Look: many of us realize the Sabres are going to have a tough time qualifying for a playoff spot. Their conference is loaded with teams who qualified for the playoffs last year, and to make matters worse, they welcome the perennial playoff contending Detroit Red Wings into the fold. They are the youngest team in the NHL, and so far this offseason, they have only added youth to their ranks, opting not to rebuild through free agency or trades. As a result, their offensive and defensive woes stand to get worse before they get better, as many of the players wearing blue and gold will find themselves in over their heads quite a bit during the 2013-2014 season.
Still – could it be that the Buffalo Sabres will be among the three worst, if not THE worst, teams in the NHL next season?
I like Ron Rolston – I was quick to publicly commend the Sabres for removing the interim tag from his job description when they named him the full-time head coach of the team – and I think he will do a great job helping young players such as Mikhail Grigorenko, Mark Pysyk, Luke Adam, Jamie McBain, and whoever else gets to skate with the Sabres next season . . . but with so much raw, still-developing talent in the mix, I hate to say it, but I could see the Sabres ending the season as the worst team in the NHL (in terms of statistical analysis, mind you).
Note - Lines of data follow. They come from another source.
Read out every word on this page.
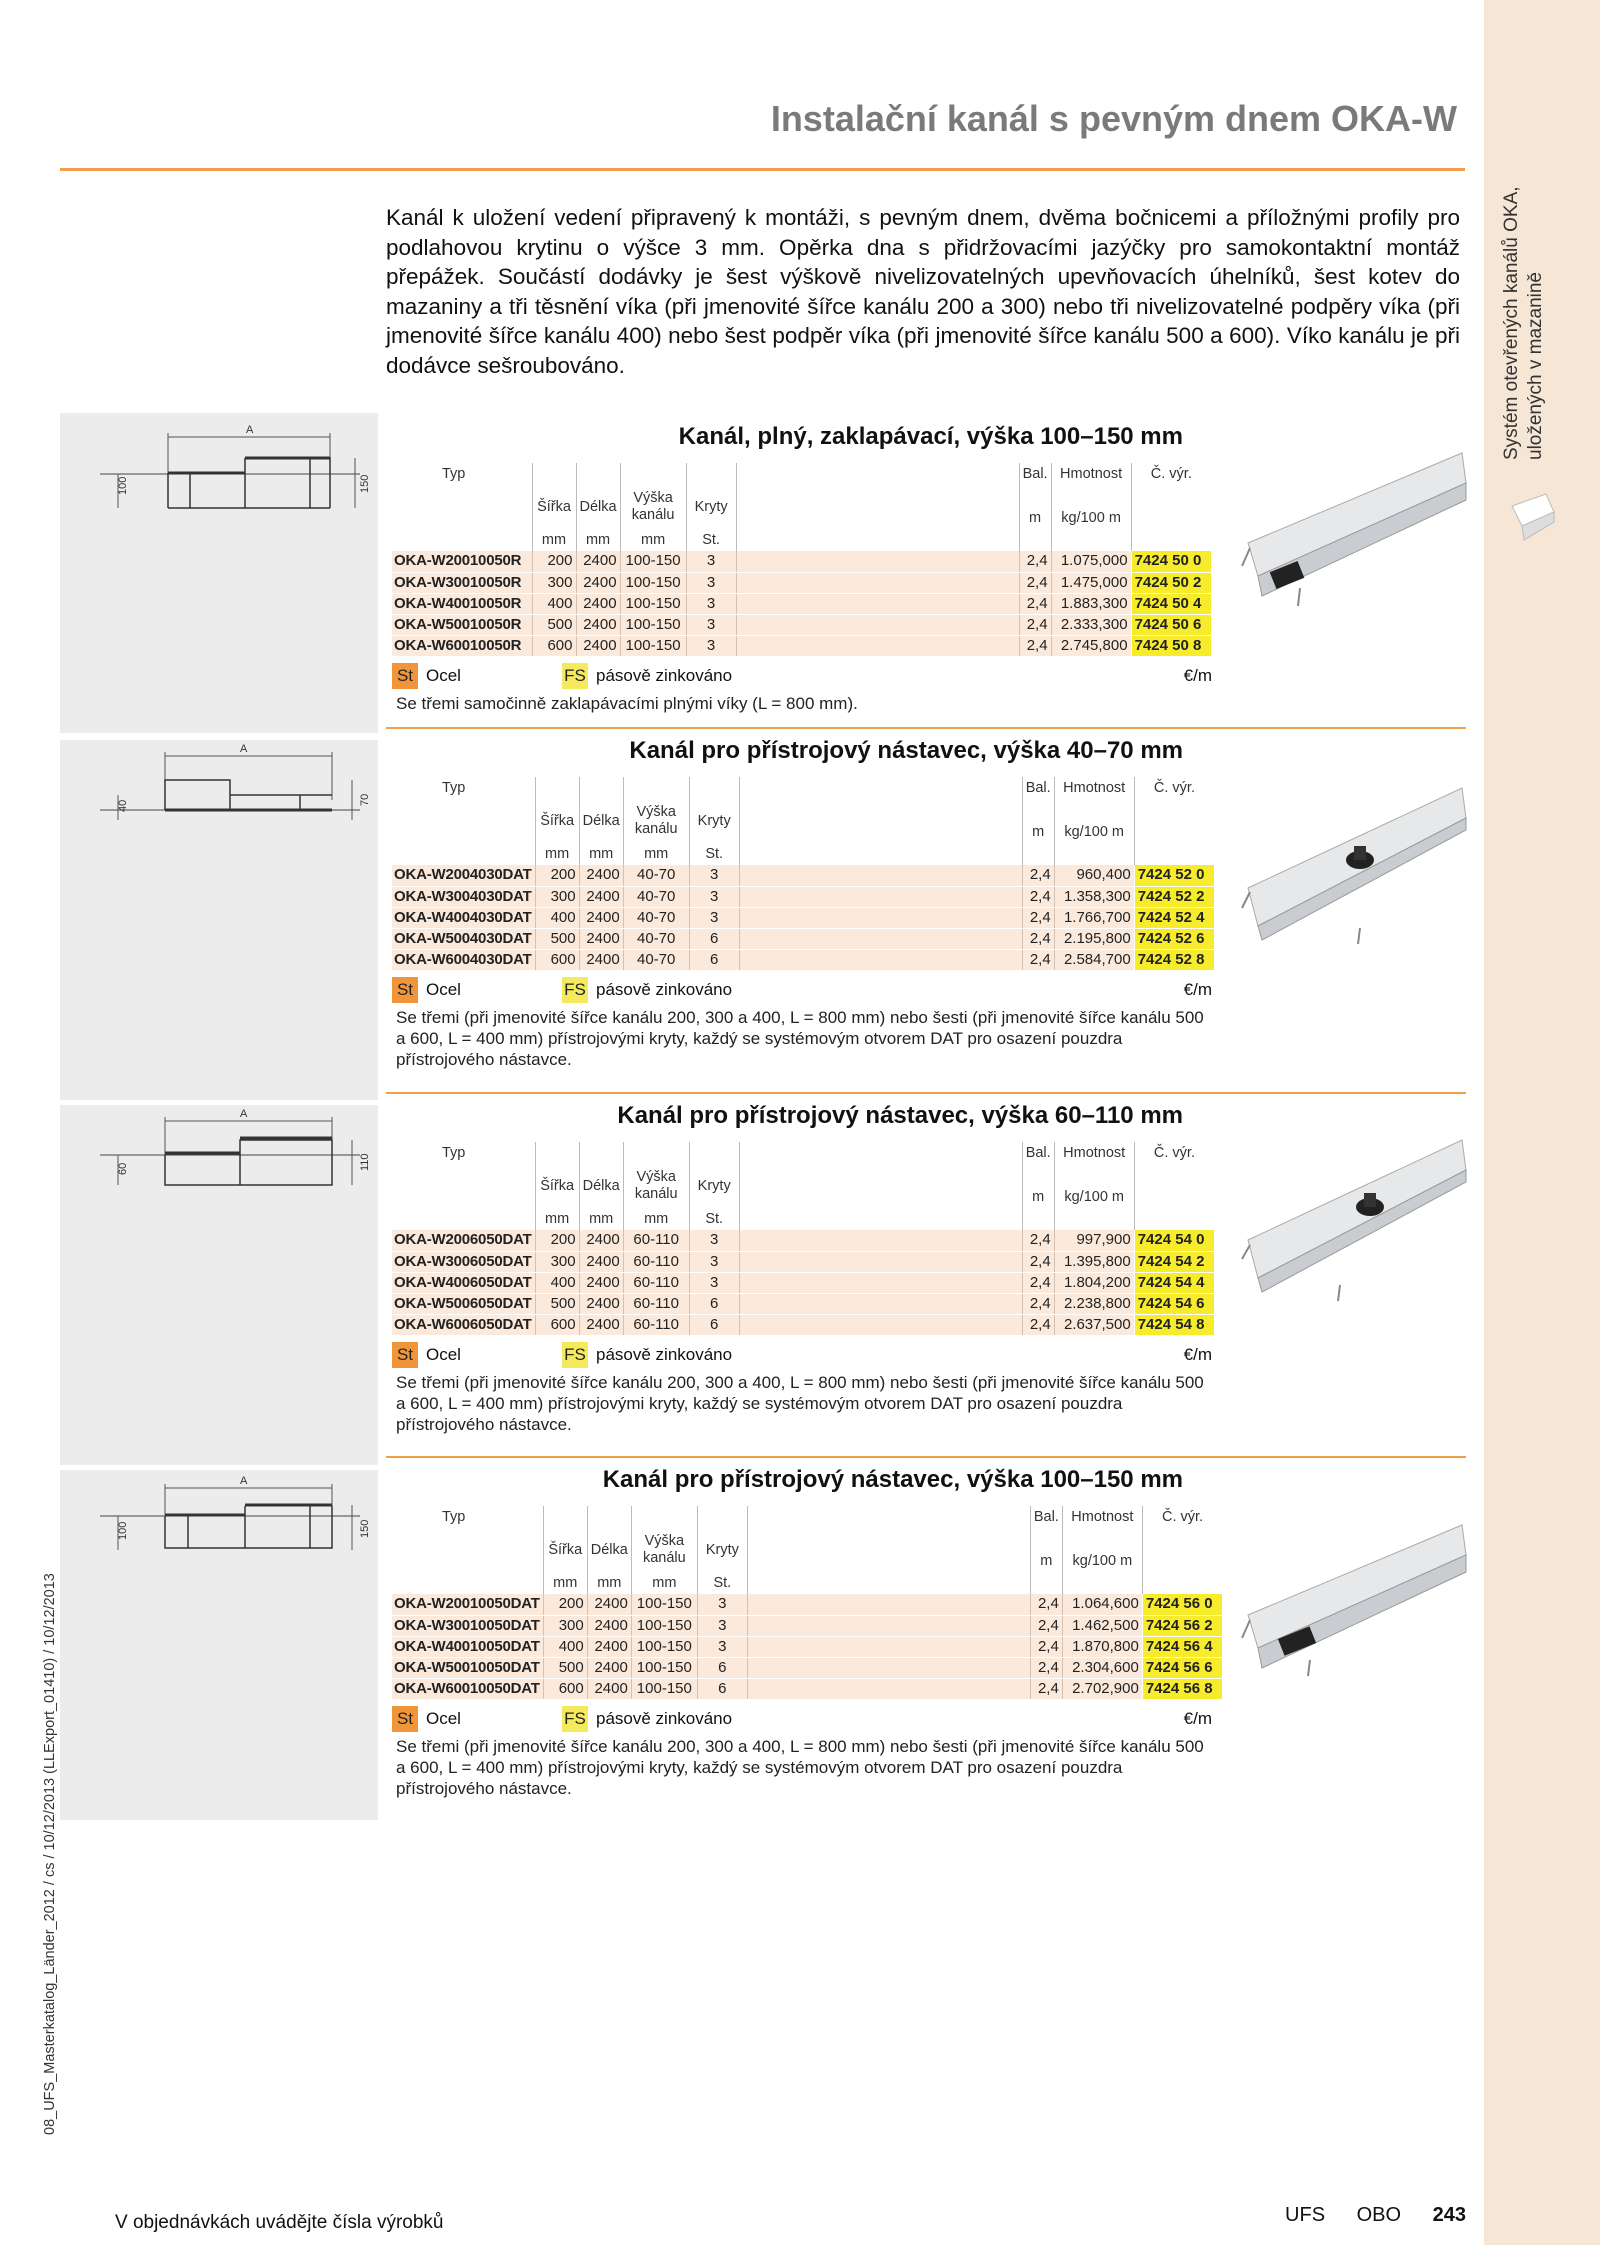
Systém otevřených kanálů OKA, uložených v mazanině
Instalační kanál s pevným dnem OKA-W
Kanál k uložení vedení připravený k montáži, s pevným dnem, dvěma bočnicemi a příložnými profily pro podlahovou krytinu o výšce 3 mm. Opěrka dna s přidržovacími jazýčky pro samokontaktní montáž přepážek. Součástí dodávky je šest výškově nivelizovatelných upevňovacích úhelníků, šest kotev do mazaniny a tři těsnění víka (při jmenovité šířce kanálu 200 a 300) nebo tři nivelizovatelné podpěry víka (při jmenovité šířce kanálu 400) nebo šest podpěr víka (při jmenovité šířce kanálu 500 a 600). Víko kanálu je při dodávce sešroubováno.
A
100	150
A
40	70
A
60	110
A
100	150
Kanál, plný, zaklapávací, výška 100–150 mm
Typ						Bal.	Hmotnost	Č. výr.
	Šířka	Délka	Výška kanálu	Kryty				
						m	kg/100 m	
	mm	mm	mm	St.				
OKA-W20010050R	200	2400	100-150	3		2,4	1.075,000	7424 50 0
OKA-W30010050R	300	2400	100-150	3		2,4	1.475,000	7424 50 2
OKA-W40010050R	400	2400	100-150	3		2,4	1.883,300	7424 50 4
OKA-W50010050R	500	2400	100-150	3		2,4	2.333,300	7424 50 6
OKA-W60010050R	600	2400	100-150	3		2,4	2.745,800	7424 50 8
St Ocel	FS pásově zinkováno	€/m
Se třemi samočinně zaklapávacími plnými víky (L = 800 mm).
Kanál pro přístrojový nástavec, výška 40–70 mm
Typ						Bal.	Hmotnost	Č. výr.
	Šířka	Délka	Výška kanálu	Kryty				
						m	kg/100 m	
	mm	mm	mm	St.				
OKA-W2004030DAT	200	2400	40-70	3		2,4	960,400	7424 52 0
OKA-W3004030DAT	300	2400	40-70	3		2,4	1.358,300	7424 52 2
OKA-W4004030DAT	400	2400	40-70	3		2,4	1.766,700	7424 52 4
OKA-W5004030DAT	500	2400	40-70	6		2,4	2.195,800	7424 52 6
OKA-W6004030DAT	600	2400	40-70	6		2,4	2.584,700	7424 52 8
St Ocel	FS pásově zinkováno	€/m
Se třemi (při jmenovité šířce kanálu 200, 300 a 400, L = 800 mm) nebo šesti (při jmenovité šířce kanálu 500 a 600, L = 400 mm) přístrojovými kryty, každý se systémovým otvorem DAT pro osazení pouzdra přístrojového nástavce.
Kanál pro přístrojový nástavec, výška 60–110 mm
Typ						Bal.	Hmotnost	Č. výr.
	Šířka	Délka	Výška kanálu	Kryty				
						m	kg/100 m	
	mm	mm	mm	St.				
OKA-W2006050DAT	200	2400	60-110	3		2,4	997,900	7424 54 0
OKA-W3006050DAT	300	2400	60-110	3		2,4	1.395,800	7424 54 2
OKA-W4006050DAT	400	2400	60-110	3		2,4	1.804,200	7424 54 4
OKA-W5006050DAT	500	2400	60-110	6		2,4	2.238,800	7424 54 6
OKA-W6006050DAT	600	2400	60-110	6		2,4	2.637,500	7424 54 8
St Ocel	FS pásově zinkováno	€/m
Se třemi (při jmenovité šířce kanálu 200, 300 a 400, L = 800 mm) nebo šesti (při jmenovité šířce kanálu 500 a 600, L = 400 mm) přístrojovými kryty, každý se systémovým otvorem DAT pro osazení pouzdra přístrojového nástavce.
Kanál pro přístrojový nástavec, výška 100–150 mm
Typ						Bal.	Hmotnost	Č. výr.
	Šířka	Délka	Výška kanálu	Kryty				
						m	kg/100 m	
	mm	mm	mm	St.				
OKA-W20010050DAT	200	2400	100-150	3		2,4	1.064,600	7424 56 0
OKA-W30010050DAT	300	2400	100-150	3		2,4	1.462,500	7424 56 2
OKA-W40010050DAT	400	2400	100-150	3		2,4	1.870,800	7424 56 4
OKA-W50010050DAT	500	2400	100-150	6		2,4	2.304,600	7424 56 6
OKA-W60010050DAT	600	2400	100-150	6		2,4	2.702,900	7424 56 8
St Ocel	FS pásově zinkováno	€/m
Se třemi (při jmenovité šířce kanálu 200, 300 a 400, L = 800 mm) nebo šesti (při jmenovité šířce kanálu 500 a 600, L = 400 mm) přístrojovými kryty, každý se systémovým otvorem DAT pro osazení pouzdra přístrojového nástavce.
V objednávkách uvádějte čísla výrobků	UFS OBO 243
08_UFS_Masterkatalog_Länder_2012 / cs / 10/12/2013 (LLExport_01410) / 10/12/2013
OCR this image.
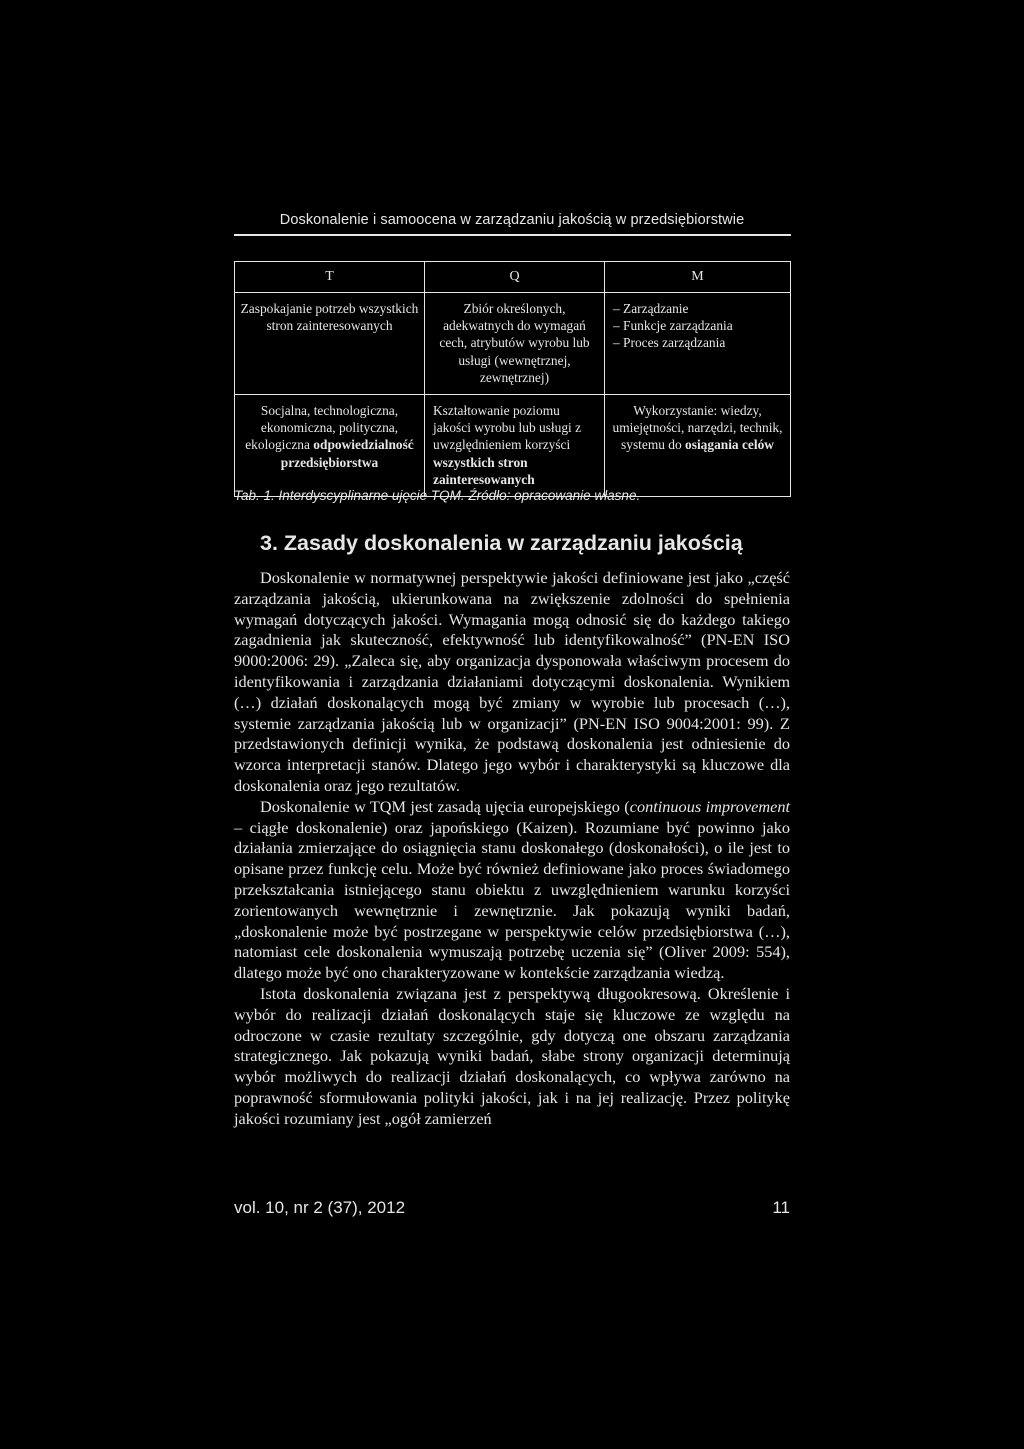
Doskonalenie i samoocena w zarządzaniu jakością w przedsiębiorstwie
T	Q	M
Zaspokajanie potrzeb wszystkich stron zainteresowanych	Zbiór określonych, adekwatnych do wymagań cech, atrybutów wyrobu lub usługi (wewnętrznej, zewnętrznej)	– Zarządzanie
– Funkcje zarządzania
– Proces zarządzania

Socjalna, technologiczna, ekonomiczna, polityczna, ekologiczna odpowiedzialność przedsiębiorstwa	Kształtowanie poziomu jakości wyrobu lub usługi z uwzględnieniem korzyści wszystkich stron zainteresowanych	Wykorzystanie: wiedzy, umiejętności, narzędzi, technik, systemu do osiągania celów
Tab. 1. Interdyscyplinarne ujęcie TQM. Źródło: opracowanie własne.
3. Zasady doskonalenia w zarządzaniu jakością

Doskonalenie w normatywnej perspektywie jakości definiowane jest jako „część zarządzania jakością, ukierunkowana na zwiększenie zdolności do spełnienia wymagań dotyczących jakości. Wymagania mogą odnosić się do każdego takiego zagadnienia jak skuteczność, efektywność lub identyfikowalność” (PN-EN ISO 9000:2006: 29). „Zaleca się, aby organizacja dysponowała właściwym procesem do identyfikowania i zarządzania działaniami dotyczącymi doskonalenia. Wynikiem (…) działań doskonalących mogą być zmiany w wyrobie lub procesach (…), systemie zarządzania jakością lub w organizacji” (PN-EN ISO 9004:2001: 99). Z przedstawionych definicji wynika, że podstawą doskonalenia jest odniesienie do wzorca interpretacji stanów. Dlatego jego wybór i charakterystyki są kluczowe dla doskonalenia oraz jego rezultatów.

Doskonalenie w TQM jest zasadą ujęcia europejskiego (continuous improvement – ciągłe doskonalenie) oraz japońskiego (Kaizen). Rozumiane być powinno jako działania zmierzające do osiągnięcia stanu doskonałego (doskonałości), o ile jest to opisane przez funkcję celu. Może być również definiowane jako proces świadomego przekształcania istniejącego stanu obiektu z uwzględnieniem warunku korzyści zorientowanych wewnętrznie i zewnętrznie. Jak pokazują wyniki badań, „doskonalenie może być postrzegane w perspektywie celów przedsiębiorstwa (…), natomiast cele doskonalenia wymuszają potrzebę uczenia się” (Oliver 2009: 554), dlatego może być ono charakteryzowane w kontekście zarządzania wiedzą.

Istota doskonalenia związana jest z perspektywą długookresową. Określenie i wybór do realizacji działań doskonalących staje się kluczowe ze względu na odroczone w czasie rezultaty szczególnie, gdy dotyczą one obszaru zarządzania strategicznego. Jak pokazują wyniki badań, słabe strony organizacji determinują wybór możliwych do realizacji działań doskonalących, co wpływa zarówno na poprawność sformułowania polityki jakości, jak i na jej realizację. Przez politykę jakości rozumiany jest „ogół zamierzeń

vol. 10, nr 2 (37), 2012	11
This doesn’t necessarily have to be seen as a bad thing; I prefer that the young players who will make up the core of this team for the next 4-5 years be given ample ice time next year, in order to hone their games and learn from their mistakes, and if that happens, I’m sure Ron Rolston will live with disappointing statistics if it meant that his younger players were given the opportunity to improve. Still, it will be a tough pill to swallow for a good number of fans. Even when your team is entering a rebuilding phase, you want to believe that the organization is making an effort, even if it amounts to baby steps, to improve – not take an actual step backwards . . . especially when season ticket prices increased! Yowza!
Of course, it’s one thing to analyze a season that recently concluded; predicting the season to come is a whole different story. The numbers may not lie, but in this case, fans of the Buffalo Sabres are hoping that the past doesn’t hold sway on the future.